(ORDO NEWS) — For most of the century, quantum physics and general relativity were inextricably linked. Everyone is perfect in their own way, they just can’t stand each other being in the same room.
Now mathematical proof of the quantum nature of black holes may show us how they can reconcile, at least enough to create a grand new theory about how the universe works on the cosmic and microcosmic scales.
A group of physicists have mathematically demonstrated a strange quirk as to how these mind-bogglingly dense objects can exist in a state of quantum superposition while occupying a spectrum of possible characteristics.
Their calculations showed that superpositions of masses in a theoretical type of black hole called a BTZ black hole simultaneously occupy surprisingly different mass ranges.
Usually, any ordinary particle can exist in a superposition of states, with such characteristics as rotation or momentum being determined only after they have become part of the observation.
Where some qualities, such as charge, only come in discrete units, mass is not usually not quantized, meaning that the mass of an unobservable particle can be anywhere within the range of possibilities.
However, as this study shows, the superposition of masses held by a black hole tends to favor some dimensions over others. in the sample, which can be useful for modeling mass in a quantized way.
This could give us a new framework for investigating the quantum gravitational effects of superposition black holes to ease the tension between general relativity and quantum theory.
“Until now, we have not explored in depth, black holes exhibit the strange and wonderful behavior of quantum physics,” explains theoretical physicist Joshua Fu from the University of Queensland in Australia.
“One such phenomenon is superposition, in which quantum-scale particles can exist. in multiple states at the same time. This is most often illustrated by Schrödinger’s cat, which can be both dead and alive at the same time.
“But for black holes, we wanted to see if they could have wildly different masses at the same time, and it turns out they are.
Imagine being both wide and tall, and short and thin at the same time that’s a situation that intuitively confusing since we are bound to the world of conventional physics, but this is the reality for q quantum black holes.”
The extreme gravity surrounding black holes makes an excellent laboratory for the study of quantum gravity – a spinning space-time continuum according to general relativity, related to quantum mechanical theory, which describes the physical universe in terms of discrete quantities such as particles.
Models based on certain types of black holes could lead to a unified theory that explains particles and gravity.
For example, some of the effects observed around a black hole cannot be described by general relativity.

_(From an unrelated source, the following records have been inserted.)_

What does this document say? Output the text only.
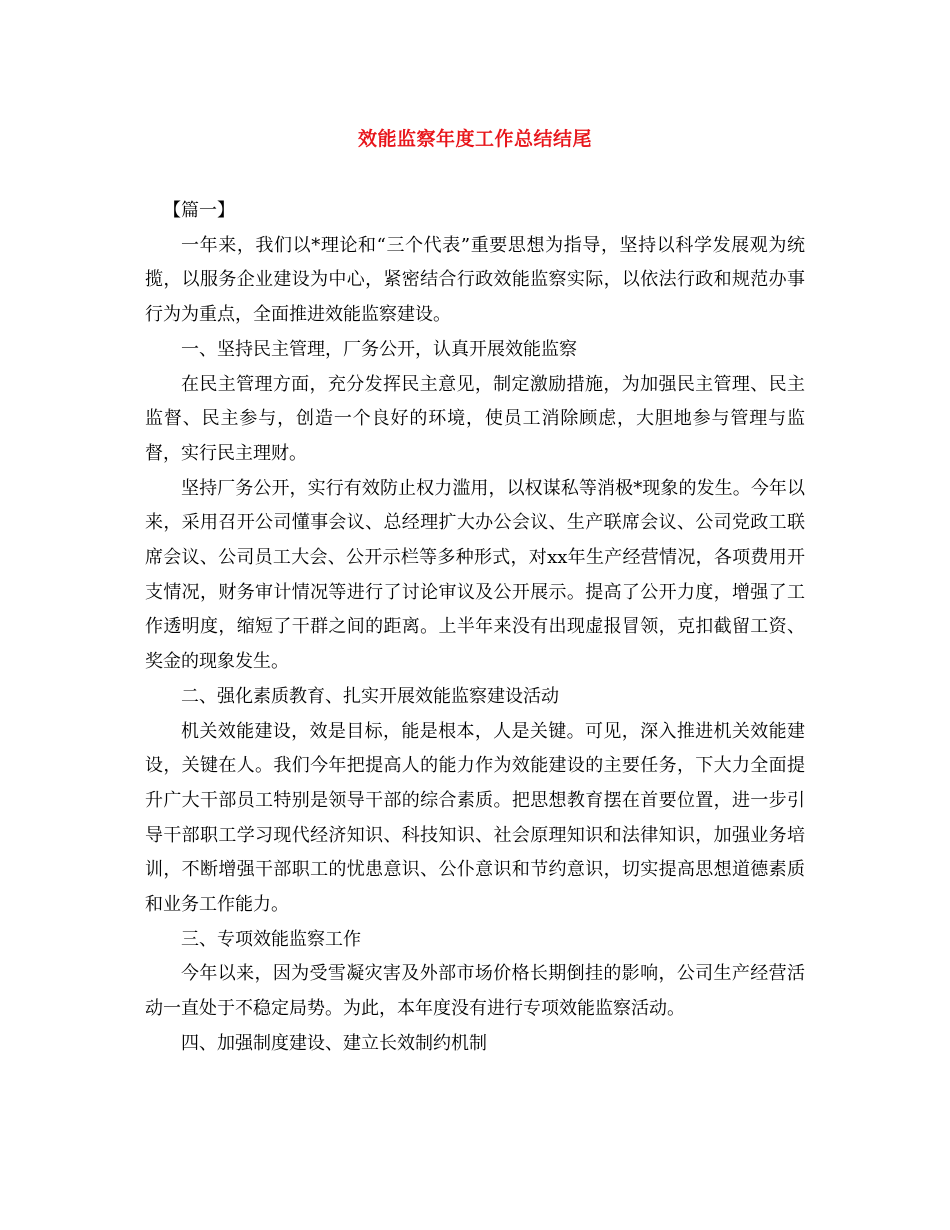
效能监察年度工作总结结尾

【篇一】

一年来，我们以*理论和“三个代表”重要思想为指导，坚持以科学发展观为统揽，以服务企业建设为中心，紧密结合行政效能监察实际，以依法行政和规范办事行为为重点，全面推进效能监察建设。

一、坚持民主管理，厂务公开，认真开展效能监察

在民主管理方面，充分发挥民主意见，制定激励措施，为加强民主管理、民主监督、民主参与，创造一个良好的环境，使员工消除顾虑，大胆地参与管理与监督，实行民主理财。

坚持厂务公开，实行有效防止权力滥用，以权谋私等消极*现象的发生。今年以来，采用召开公司懂事会议、总经理扩大办公会议、生产联席会议、公司党政工联席会议、公司员工大会、公开示栏等多种形式，对xx年生产经营情况，各项费用开支情况，财务审计情况等进行了讨论审议及公开展示。提高了公开力度，增强了工作透明度，缩短了干群之间的距离。上半年来没有出现虚报冒领，克扣截留工资、奖金的现象发生。

二、强化素质教育、扎实开展效能监察建设活动

机关效能建设，效是目标，能是根本，人是关键。可见，深入推进机关效能建设，关键在人。我们今年把提高人的能力作为效能建设的主要任务，下大力全面提升广大干部员工特别是领导干部的综合素质。把思想教育摆在首要位置，进一步引导干部职工学习现代经济知识、科技知识、社会原理知识和法律知识，加强业务培训，不断增强干部职工的忧患意识、公仆意识和节约意识，切实提高思想道德素质和业务工作能力。

三、专项效能监察工作

今年以来，因为受雪凝灾害及外部市场价格长期倒挂的影响，公司生产经营活动一直处于不稳定局势。为此，本年度没有进行专项效能监察活动。

四、加强制度建设、建立长效制约机制
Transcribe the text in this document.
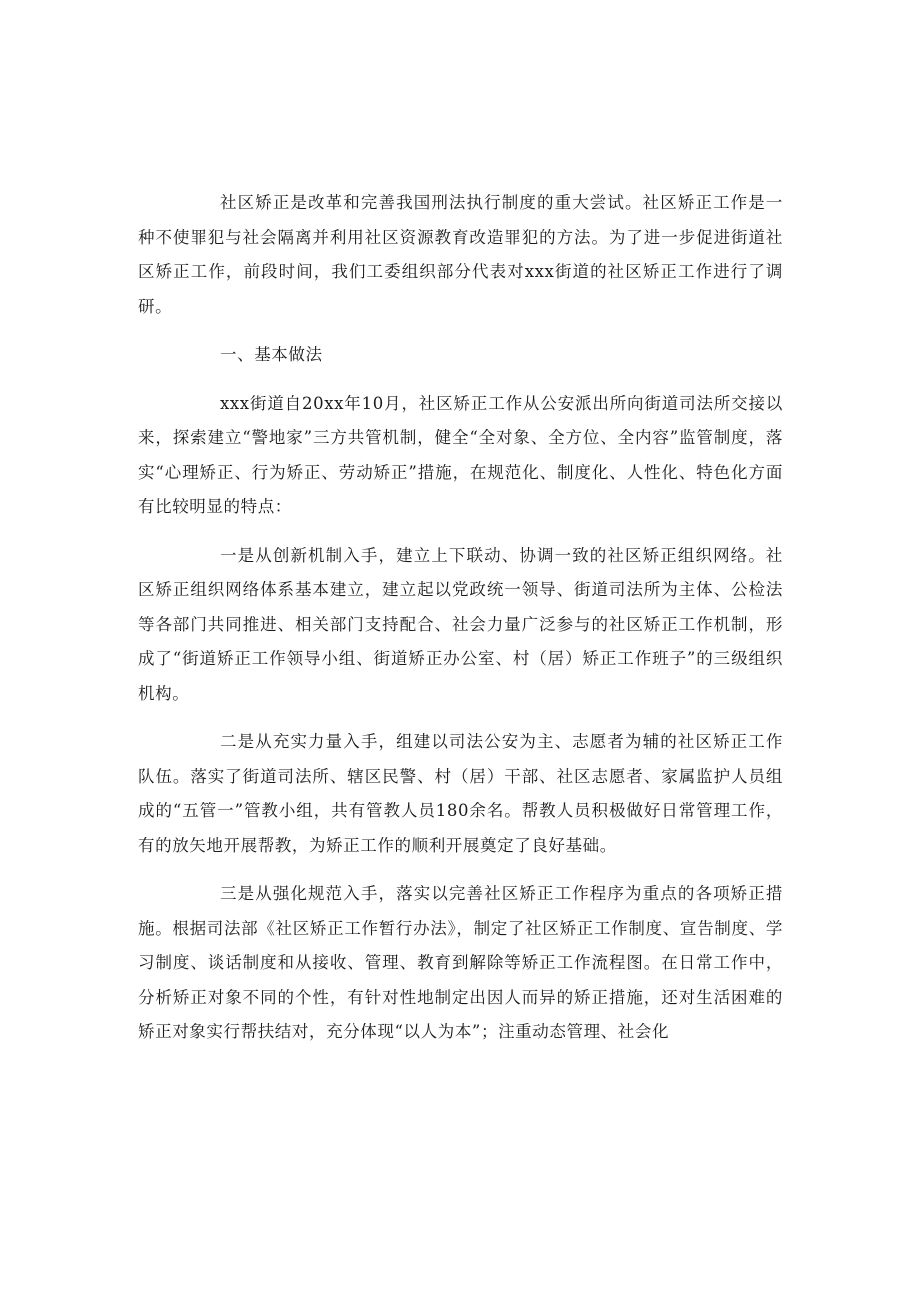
社区矫正是改革和完善我国刑法执行制度的重大尝试。社区矫正工作是一种不使罪犯与社会隔离并利用社区资源教育改造罪犯的方法。为了进一步促进街道社区矫正工作，前段时间，我们工委组织部分代表对xxx街道的社区矫正工作进行了调研。

一、基本做法

xxx街道自20xx年10月，社区矫正工作从公安派出所向街道司法所交接以来，探索建立“警地家”三方共管机制，健全“全对象、全方位、全内容”监管制度，落实“心理矫正、行为矫正、劳动矫正”措施，在规范化、制度化、人性化、特色化方面有比较明显的特点：

一是从创新机制入手，建立上下联动、协调一致的社区矫正组织网络。社区矫正组织网络体系基本建立，建立起以党政统一领导、街道司法所为主体、公检法等各部门共同推进、相关部门支持配合、社会力量广泛参与的社区矫正工作机制，形成了“街道矫正工作领导小组、街道矫正办公室、村（居）矫正工作班子”的三级组织机构。

二是从充实力量入手，组建以司法公安为主、志愿者为辅的社区矫正工作队伍。落实了街道司法所、辖区民警、村（居）干部、社区志愿者、家属监护人员组成的“五管一”管教小组，共有管教人员180余名。帮教人员积极做好日常管理工作，有的放矢地开展帮教，为矫正工作的顺利开展奠定了良好基础。

三是从强化规范入手，落实以完善社区矫正工作程序为重点的各项矫正措施。根据司法部《社区矫正工作暂行办法》，制定了社区矫正工作制度、宣告制度、学习制度、谈话制度和从接收、管理、教育到解除等矫正工作流程图。在日常工作中，分析矫正对象不同的个性，有针对性地制定出因人而异的矫正措施，还对生活困难的矫正对象实行帮扶结对，充分体现“以人为本”；注重动态管理、社会化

To do this, we need quantum gravity – a unified theory that includes both sets of rules and somehow makes them work well.
So Fu and his colleagues have developed a mathematical framework that effectively allows physicists to observe the particle. placed outside the black hole, which is in a state of quantum superposition.
Mass was the main property they investigated, since mass is one of the few properties of black holes that we can measure.
“Our work shows that the earliest theories of Jacob Bekenstein, an American and Israeli theoretical physicist who made fundamental contributions to the foundations of black hole thermodynamics, were justified,” says quantum physicist Magdalena Zich of the University of Queensland.
Bekenstein postulated that black holes can only have masses of certain values, that is, they must fall within certain ranges or ratios – this is how the energy levels of an atom work, for example.
Our simulations showed that these superimposed masses were in fact in certain bands or ratios, just as Bekenstein predicted.
“We did not expect such a pattern to occur, so the fact that we found this evidence was quite unexpected.”